En diciembre de 1959, Hefner compró una mansión señorial, de ladrillo y piedra, en el 1340 de North State Parkway, en el Gold Coast de Chicago, no lejos del lago Michigan. La casa había sido construida en 1899 por el arquitecto James Gamble Rogers, conocido por haber diseñado numerosos edificios institucionales, como la Universidades de Yale o Columbia, a finales del siglo xix, imitando las construcciones góticas europeas, utilizando acero recubierto de molduras y tratando la piedra con ácido para envejecerla. Pensada primero como edificio institucional y centro cívico, la casa, que había llevado hasta entonces el nombre de George S. Isham, había sido el centro de una vida social intensa a comienzos del siglo xx. Durante la Gran Depresión fue transformada en condominio de pisos, pero la segunda planta conservó su estructura para uso público, con su gran chimenea de mármol, salón de baile y cocina de hotel.

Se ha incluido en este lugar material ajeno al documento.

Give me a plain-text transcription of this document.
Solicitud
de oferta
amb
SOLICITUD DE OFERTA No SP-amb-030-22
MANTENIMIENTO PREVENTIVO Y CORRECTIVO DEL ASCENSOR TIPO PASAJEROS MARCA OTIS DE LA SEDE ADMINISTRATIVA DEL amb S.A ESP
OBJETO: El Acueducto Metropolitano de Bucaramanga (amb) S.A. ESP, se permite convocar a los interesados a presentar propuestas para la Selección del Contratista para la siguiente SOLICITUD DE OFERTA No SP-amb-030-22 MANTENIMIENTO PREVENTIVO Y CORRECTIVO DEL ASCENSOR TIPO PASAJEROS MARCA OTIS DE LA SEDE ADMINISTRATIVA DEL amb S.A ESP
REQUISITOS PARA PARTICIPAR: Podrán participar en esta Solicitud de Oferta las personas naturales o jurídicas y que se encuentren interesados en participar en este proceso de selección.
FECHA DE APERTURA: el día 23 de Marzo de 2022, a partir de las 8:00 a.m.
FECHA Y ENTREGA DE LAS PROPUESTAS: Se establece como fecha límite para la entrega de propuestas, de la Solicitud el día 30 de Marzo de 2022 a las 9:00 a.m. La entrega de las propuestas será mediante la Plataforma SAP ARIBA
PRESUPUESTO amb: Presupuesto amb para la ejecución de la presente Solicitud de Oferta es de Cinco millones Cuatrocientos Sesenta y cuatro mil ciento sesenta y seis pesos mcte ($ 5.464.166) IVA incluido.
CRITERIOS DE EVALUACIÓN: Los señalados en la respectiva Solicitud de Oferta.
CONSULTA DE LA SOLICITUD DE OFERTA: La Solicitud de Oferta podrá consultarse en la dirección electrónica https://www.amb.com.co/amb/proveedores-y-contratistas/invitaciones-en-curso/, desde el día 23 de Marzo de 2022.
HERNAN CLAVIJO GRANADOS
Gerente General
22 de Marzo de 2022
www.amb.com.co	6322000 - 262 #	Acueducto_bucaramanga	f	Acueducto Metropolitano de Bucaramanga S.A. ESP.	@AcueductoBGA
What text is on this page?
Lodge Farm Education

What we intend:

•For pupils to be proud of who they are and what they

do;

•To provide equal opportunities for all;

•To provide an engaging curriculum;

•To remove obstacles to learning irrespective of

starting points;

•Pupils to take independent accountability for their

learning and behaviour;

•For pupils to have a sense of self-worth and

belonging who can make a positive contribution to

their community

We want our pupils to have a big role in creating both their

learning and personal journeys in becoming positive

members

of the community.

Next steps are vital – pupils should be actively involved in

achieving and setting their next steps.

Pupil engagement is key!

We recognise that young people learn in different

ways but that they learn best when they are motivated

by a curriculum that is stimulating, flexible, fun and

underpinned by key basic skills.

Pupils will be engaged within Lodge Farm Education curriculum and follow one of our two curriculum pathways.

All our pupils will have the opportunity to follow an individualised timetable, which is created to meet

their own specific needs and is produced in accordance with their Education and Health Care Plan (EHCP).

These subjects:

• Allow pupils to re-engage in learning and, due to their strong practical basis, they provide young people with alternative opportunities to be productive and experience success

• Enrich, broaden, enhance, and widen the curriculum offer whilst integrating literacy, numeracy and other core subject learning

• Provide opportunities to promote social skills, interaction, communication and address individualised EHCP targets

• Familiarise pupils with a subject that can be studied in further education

Hefner decidió reformar sus casi 1.800 m2 y presentar la antigua casa en las páginas de la revista Playboy convertida no ya en un ático sino en un auténtico castillo urbano de soltero.

Los costes de las obras (3 millones de dólares) superaron con creces el precio de compra de la casa. Resulta interesante que, a diferencia de lo previsto en el diseño de Donald Jay para la primera casa Playboy, Hefner decidiera no tocar la fachada, que permaneció idéntica a la original. Los dispositivos de visibilización del interior previstos por Hefner era más sutiles y sofisticados que la fachada moderna de cristal transparente que los diseños de Mies van der Rohe habían popularizado en América. La revista, la televisión y el cine se convertirían en auténticas ventanas multimedia a través de las que acceder a la privacidad de la Mansión. Una vez más, Playboy ponía de manifiesto que lo específicamente moderno no era tanto la estética del cristal y el cemento como el despliegue de lo privado a través de los medios de comunicación.